In Deutschland gibt es sie schon seit der Antike, Hölderlin und Herder haben über sie gedichtet, und seit dem 18. Jahrhundert gilt sie als der “deutsche Nationalbaum”: Zweifellos hat die Eiche für die Menschen in Deutschland eine besondere Bedeutung. Auch im Klimawandel wird ihr eine wichtige Rolle zugeschrieben.

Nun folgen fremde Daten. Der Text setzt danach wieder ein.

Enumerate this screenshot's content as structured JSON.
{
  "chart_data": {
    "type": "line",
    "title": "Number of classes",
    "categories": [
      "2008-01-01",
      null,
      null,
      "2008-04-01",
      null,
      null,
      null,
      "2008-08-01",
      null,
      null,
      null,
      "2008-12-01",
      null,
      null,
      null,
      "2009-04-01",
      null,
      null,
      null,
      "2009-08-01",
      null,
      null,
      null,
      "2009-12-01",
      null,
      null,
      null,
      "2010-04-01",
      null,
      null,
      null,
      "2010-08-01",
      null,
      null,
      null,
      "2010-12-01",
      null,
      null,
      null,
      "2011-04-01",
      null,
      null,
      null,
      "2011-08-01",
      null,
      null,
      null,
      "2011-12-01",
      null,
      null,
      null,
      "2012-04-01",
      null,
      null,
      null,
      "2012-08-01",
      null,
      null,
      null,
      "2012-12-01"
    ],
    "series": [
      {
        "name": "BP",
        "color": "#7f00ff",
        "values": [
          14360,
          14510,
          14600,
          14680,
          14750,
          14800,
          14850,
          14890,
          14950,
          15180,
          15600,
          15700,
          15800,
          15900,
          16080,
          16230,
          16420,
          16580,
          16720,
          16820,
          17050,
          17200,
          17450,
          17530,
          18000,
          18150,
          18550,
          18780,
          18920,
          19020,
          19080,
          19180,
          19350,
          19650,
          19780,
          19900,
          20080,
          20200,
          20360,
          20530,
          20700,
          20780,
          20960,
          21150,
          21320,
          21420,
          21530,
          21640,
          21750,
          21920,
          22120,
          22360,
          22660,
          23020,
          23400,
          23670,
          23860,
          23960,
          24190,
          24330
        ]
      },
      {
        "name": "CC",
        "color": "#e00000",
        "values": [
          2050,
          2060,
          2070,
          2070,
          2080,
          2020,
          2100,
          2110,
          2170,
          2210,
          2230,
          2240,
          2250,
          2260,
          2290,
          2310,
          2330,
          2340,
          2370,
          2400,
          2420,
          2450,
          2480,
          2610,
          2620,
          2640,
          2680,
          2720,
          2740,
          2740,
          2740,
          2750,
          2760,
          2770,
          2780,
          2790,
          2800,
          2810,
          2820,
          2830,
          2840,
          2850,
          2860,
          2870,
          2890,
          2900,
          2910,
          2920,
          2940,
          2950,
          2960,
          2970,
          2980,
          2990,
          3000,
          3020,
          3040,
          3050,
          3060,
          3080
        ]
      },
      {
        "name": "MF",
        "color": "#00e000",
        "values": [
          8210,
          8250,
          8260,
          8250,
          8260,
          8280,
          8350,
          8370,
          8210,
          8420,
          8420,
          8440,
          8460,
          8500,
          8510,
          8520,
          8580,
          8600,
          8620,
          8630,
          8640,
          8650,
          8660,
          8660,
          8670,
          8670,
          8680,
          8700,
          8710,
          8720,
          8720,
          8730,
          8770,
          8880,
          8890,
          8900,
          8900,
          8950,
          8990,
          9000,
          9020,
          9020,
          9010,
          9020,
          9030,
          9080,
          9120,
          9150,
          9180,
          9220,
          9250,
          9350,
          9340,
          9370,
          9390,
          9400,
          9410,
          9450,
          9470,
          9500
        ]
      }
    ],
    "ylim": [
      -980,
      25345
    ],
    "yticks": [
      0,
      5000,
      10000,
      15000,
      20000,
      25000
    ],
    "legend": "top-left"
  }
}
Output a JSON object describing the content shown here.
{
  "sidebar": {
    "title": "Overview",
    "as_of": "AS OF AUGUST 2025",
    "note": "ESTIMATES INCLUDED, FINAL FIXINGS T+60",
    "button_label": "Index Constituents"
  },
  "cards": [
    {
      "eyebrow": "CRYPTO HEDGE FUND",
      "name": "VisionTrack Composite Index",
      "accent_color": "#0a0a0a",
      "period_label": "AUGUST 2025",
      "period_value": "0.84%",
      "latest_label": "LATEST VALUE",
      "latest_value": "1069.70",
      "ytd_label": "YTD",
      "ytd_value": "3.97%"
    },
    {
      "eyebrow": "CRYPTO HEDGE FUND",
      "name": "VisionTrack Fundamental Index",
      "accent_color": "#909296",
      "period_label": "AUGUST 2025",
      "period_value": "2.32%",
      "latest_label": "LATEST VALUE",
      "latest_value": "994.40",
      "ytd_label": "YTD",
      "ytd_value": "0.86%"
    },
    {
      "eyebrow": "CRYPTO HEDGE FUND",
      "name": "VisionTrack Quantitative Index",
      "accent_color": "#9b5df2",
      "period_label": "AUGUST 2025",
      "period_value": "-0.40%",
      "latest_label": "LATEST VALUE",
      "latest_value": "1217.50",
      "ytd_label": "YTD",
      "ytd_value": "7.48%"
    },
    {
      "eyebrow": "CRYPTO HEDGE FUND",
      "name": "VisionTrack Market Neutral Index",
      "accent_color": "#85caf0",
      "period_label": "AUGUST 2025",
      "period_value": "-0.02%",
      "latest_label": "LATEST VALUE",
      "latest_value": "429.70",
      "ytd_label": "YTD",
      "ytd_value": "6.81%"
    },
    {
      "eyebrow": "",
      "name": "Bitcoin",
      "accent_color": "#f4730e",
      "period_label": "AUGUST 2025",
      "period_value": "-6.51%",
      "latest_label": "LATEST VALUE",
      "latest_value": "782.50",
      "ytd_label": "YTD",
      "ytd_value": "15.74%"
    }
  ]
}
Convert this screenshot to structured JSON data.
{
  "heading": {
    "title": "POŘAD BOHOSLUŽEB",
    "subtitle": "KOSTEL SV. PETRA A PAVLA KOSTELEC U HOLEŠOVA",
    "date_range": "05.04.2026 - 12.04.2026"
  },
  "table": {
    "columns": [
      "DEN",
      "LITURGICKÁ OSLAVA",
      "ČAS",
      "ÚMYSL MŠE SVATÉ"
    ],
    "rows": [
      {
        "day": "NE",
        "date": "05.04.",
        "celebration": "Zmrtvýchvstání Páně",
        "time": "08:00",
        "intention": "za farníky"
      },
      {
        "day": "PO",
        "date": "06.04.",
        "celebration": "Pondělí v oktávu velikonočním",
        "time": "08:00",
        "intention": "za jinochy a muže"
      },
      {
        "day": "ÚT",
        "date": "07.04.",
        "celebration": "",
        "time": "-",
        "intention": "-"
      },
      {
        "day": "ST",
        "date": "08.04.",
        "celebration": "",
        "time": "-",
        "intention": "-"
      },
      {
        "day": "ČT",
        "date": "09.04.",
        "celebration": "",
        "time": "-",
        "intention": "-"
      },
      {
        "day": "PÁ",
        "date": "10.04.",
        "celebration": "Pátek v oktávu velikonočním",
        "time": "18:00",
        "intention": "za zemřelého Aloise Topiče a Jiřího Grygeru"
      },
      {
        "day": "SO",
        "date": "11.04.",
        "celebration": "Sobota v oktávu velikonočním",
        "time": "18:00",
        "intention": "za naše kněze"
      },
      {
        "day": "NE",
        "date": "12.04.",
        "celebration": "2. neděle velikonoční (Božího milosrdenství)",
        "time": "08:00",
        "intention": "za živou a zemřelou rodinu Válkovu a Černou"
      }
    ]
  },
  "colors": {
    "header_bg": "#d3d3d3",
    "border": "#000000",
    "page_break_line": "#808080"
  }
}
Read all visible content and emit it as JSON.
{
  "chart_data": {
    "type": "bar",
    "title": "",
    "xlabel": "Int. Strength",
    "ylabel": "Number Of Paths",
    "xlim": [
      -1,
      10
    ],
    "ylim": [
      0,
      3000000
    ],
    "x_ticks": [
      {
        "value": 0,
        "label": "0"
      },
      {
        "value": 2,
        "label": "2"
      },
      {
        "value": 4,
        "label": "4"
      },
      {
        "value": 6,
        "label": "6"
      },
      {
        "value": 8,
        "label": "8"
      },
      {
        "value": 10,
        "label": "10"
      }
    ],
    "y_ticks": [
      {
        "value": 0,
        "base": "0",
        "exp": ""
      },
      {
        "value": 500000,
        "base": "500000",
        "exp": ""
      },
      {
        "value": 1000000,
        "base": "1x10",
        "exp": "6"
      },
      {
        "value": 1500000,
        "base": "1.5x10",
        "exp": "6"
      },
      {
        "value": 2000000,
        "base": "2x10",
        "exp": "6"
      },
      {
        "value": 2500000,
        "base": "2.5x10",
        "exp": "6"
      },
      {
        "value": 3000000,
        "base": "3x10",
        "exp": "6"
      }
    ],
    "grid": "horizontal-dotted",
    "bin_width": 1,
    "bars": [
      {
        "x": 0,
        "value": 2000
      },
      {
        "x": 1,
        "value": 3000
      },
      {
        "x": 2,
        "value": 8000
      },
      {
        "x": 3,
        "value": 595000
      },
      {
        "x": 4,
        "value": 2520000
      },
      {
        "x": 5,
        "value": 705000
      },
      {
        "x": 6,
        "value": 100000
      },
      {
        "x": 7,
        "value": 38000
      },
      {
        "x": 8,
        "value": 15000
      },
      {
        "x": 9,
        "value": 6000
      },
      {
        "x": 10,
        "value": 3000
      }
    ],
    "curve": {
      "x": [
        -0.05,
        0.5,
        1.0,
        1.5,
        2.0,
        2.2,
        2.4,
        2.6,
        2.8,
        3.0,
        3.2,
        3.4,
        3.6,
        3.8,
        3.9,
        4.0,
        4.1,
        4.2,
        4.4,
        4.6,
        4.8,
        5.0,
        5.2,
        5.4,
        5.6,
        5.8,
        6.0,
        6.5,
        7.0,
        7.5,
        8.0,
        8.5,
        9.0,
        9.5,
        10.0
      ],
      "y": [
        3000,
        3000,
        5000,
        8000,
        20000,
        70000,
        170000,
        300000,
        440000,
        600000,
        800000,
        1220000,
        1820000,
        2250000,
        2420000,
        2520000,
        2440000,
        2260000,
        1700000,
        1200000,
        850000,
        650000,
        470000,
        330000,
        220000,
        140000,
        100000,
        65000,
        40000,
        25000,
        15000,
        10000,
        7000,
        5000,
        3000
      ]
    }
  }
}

Gleichzeitig ist sie vor allem durch Schädlinge Risiken ausgesetzt, die ihre Widerstandsfähigkeit gefährden. Wie man dieses “Eichensterben” mit natürlichen Mitteln bekämpfen kann, untersucht seit Kurzem ein neues Projekt von Wald und Holz NRW, das von der Fachagentur Nachwachsende Rohstoffe e.V. (FNR) gefördert wird. Auch das European Forest Institute gehört zu den Projektpartnern. Ich habe Bernhard Tapken, der im Projekt “Eichenresilienz” arbeitet, einige Fragen gestellt.
Was ist das Ziel des Projektes “Eichenresilienz”?
Das Ziel des von Wald und Holz Nordrhein-Westfalen geleiteten Projektes ist es die Widerstandsfähigkeit der heimischen Eichenarten, Stiel- und Traubeneiche, zu untersuchen und Wege aufzuzeigen diese natürliche Resilienz zu fördern. Wir untersuchen dabei, wie man die sogenannte „Eichenfraßgesellschaft“ erfolgreich mit natürlichen Gegenspielern bekämpfen kann.
Es gibt Schmetterlingsraupen, die in Bäumen großen Schaden anrichten. Bei Eichen gehört dazu insbesondere der Frostspanner und der Eichenwickler. Diese könnte man natürlich mit chemischen Mitteln bekämpfen, aber damit riskiert man die Gesundheit vieler anderer Insektenarten. Eine andere Möglichkeit ist, natürliche Gegenspieler, sogenannte Parasitoide, zu züchten. Beim Frostspanner und Eichenwickler gelten zum Beispiel Schlupfwespen als guter Gegenspieler. Diese legen ihre Eier in die Schmetterlingsraupen und bringen diese so zum Absterben. Die Eichen leben weiter.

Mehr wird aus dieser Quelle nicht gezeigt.